Gluing of orbifolds Suppose that $P$ and $Q$ are $n$-dimensional orbifolds, with boundaries. Suppose also that there is an isomorphism $f \colon \partial P \rightarrow \partial Q$ (as orbifolds). Is there a way to glue $P$ and $Q$ using $f$ to form a new closed orbifold? This is an analogy with manifolds with boundary.
 A: Ok so turning my comments into an answer (which I am honestly still only 95% sure about but hopefully some will point out if there is an error).
Lets assume that the two charts about our boundary point are of the form $[0,\infty) \times \mathbb{R}^{n-1}$ with finite groups $G_{i}$ acting, each preserving $\{0\} \times \mathbb{R}^{n-1}$.
We may assume that $G_{i}$ acts effectively and linearly on each chart, respectively. This implies that the induced action on $\{0\} \times \mathbb{R}^{n-1}$ is effective (since the chart has boundary it is not possible to do a reflection in the boundary hyperplane).
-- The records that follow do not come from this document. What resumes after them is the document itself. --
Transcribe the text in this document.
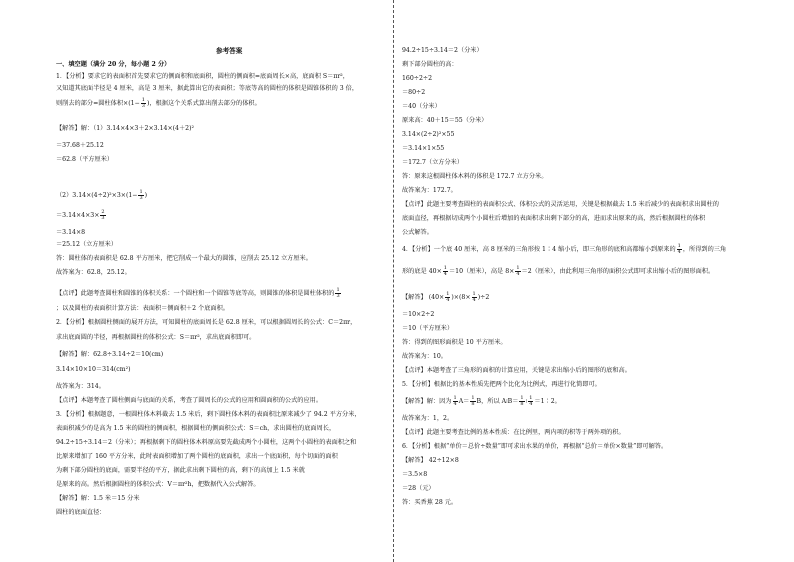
参考答案
一、填空题（满分 20 分，每小题 2 分）
1．【分析】要求它的表面积首先要求它的侧面积和底面积，圆柱的侧面积=底面周长×高，底面积 S＝πr²，
又知道其底面半径是 4 厘米，高是 3 厘米，据此算出它的表面积；等底等高的圆柱的体积是圆锥体积的 3 倍，
则削去的部分=圆柱体积$\times(1- \frac{1}{3}$ )，根据这个关系式算出削去部分的体积。
【解答】解：（1）3.14×4×3＋2×3.14×(4＋2)²
＝37.68＋25.12
＝62.8（平方厘米）
$(2)3.14\times(4\div 2)^2\times 3\times(1- \frac{1}{3}$ )
$=3.14\times 4\times 3\times \frac{2}{3}$
＝3.14×8
＝25.12（立方厘米）
答：圆柱体的表面积是 62.8 平方厘米，把它削成一个最大的圆锥，应削去 25.12 立方厘米。
故答案为：62.8，25.12。
【点评】此题考查圆柱和圆锥的体积关系：一个圆柱和一个圆锥等底等高，则圆锥的体积是圆柱体积的 $\frac{1}{3}$
；以及圆柱的表面积计算方法：表面积＝侧面积＋2 个底面积。
2．【分析】根据圆柱侧面的展开方法，可知圆柱的底面周长是 62.8 厘米，可以根据圆周长的公式：C＝2πr，
求出底面圆的半径，再根据圆柱的体积公式：S＝πr²，求出底面积即可。
【解答】解：62.8÷3.14÷2＝10(cm)
3.14×10×10＝314(cm²)
故答案为：314。
【点评】本题考查了圆柱侧面与底面的关系，考查了圆周长的公式的应用和圆面积的公式的应用。
3．【分析】根据题意，一根圆柱体木料截去 1.5 米后，剩下圆柱体木料的表面积比原来减少了 94.2 平方分米，
表面积减少的是高为 1.5 米的圆柱的侧面积，根据圆柱的侧面积公式：S＝ch，求出圆柱的底面周长，
94.2÷15÷3.14＝2（分米）；再根据剩下的圆柱体木料原高要先截成两个小圆柱，这两个小圆柱的表面积之和
比原来增加了 160 平方分米，此时表面积增加了两个圆柱的底面积，求出一个底面积，每个切面的面积
为剩下部分圆柱的底面，需要半径的平方，据此求出剩下圆柱的高，剩下的高加上 1.5 米就
是原来的高。然后根据圆柱的体积公式：V＝πr²h，把数据代入公式解答。
【解答】解：1.5 米＝15 分米
圆柱的底面直径：
94.2÷15÷3.14＝2（分米）
剩下部分圆柱的高：
160÷2÷2
＝80÷2
＝40（分米）
原来高：40＋15＝55（分米）
3.14×(2÷2)²×55
＝3.14×1×55
＝172.7（立方分米）
答：原来这根圆柱体木料的体积是 172.7 立方分米。
故答案为：172.7。
【点评】此题主要考查圆柱的表面积公式、体积公式的灵活运用，关键是根据截去 1.5 米后减少的表面积求出圆柱的
底面直径，再根据切成两个小圆柱后增加的表面积求出剩下部分的高，进而求出原来的高，然后根据圆柱的体积
公式解答。
4．【分析】一个底 40 厘米，高 8 厘米的三角形按 1∶4 缩小后，即三角形的底和高都缩小到原来的 $\frac{1}{4}$ ，所得到的三角
形的底是 $40\times \frac{1}{4} =10$（厘米），高是 $8\times \frac{1}{4} =2$（厘米），由此利用三角形的面积公式即可求出缩小后的图形面积。
【解答】 $(40\times \frac{1}{4} )\times(8\times \frac{1}{4} )\div 2$
＝10×2÷2
＝10（平方厘米）
答：得到的图形面积是 10 平方厘米。
故答案为：10。
【点评】本题考查了三角形的面积的计算应用，关键是求出缩小后的图形的底和高。
5．【分析】根据比的基本性质先把两个比化为比例式，再进行化简即可。
【解答】解：因为 $\frac{1}{4} A= \frac{1}{8}$ B，所以 A∶B＝ $\frac{1}{8}$ ∶ $\frac{1}{4}$ ＝1∶2。
故答案为：1，2。
【点评】此题主要考查比例的基本性质：在比例里，两内项的积等于两外项的积。
6．【分析】根据“单价＝总价÷数量”即可求出水果的单价，再根据“总价＝单价×数量”即可解答。
【解答】 42÷12×8
＝3.5×8
＝28（元）
答：买香蕉 28 元。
By assumption the two orbifolds $(\{0\} \times \mathbb{R}^{n-1},G_{i})$ are isomorphic. That is we have $G_{1} = G_{2}$ (because both of the actions are effective) and that there is a homeomorphism of $(\{0\} \times \mathbb{R}^{n-1})$ respecting the $G_i$ actions. This allows us to glue the two half spaces equivariantly creating an orbifold chart $(\mathbb{R}^{n}, G_{1} = G_{2})$, as required.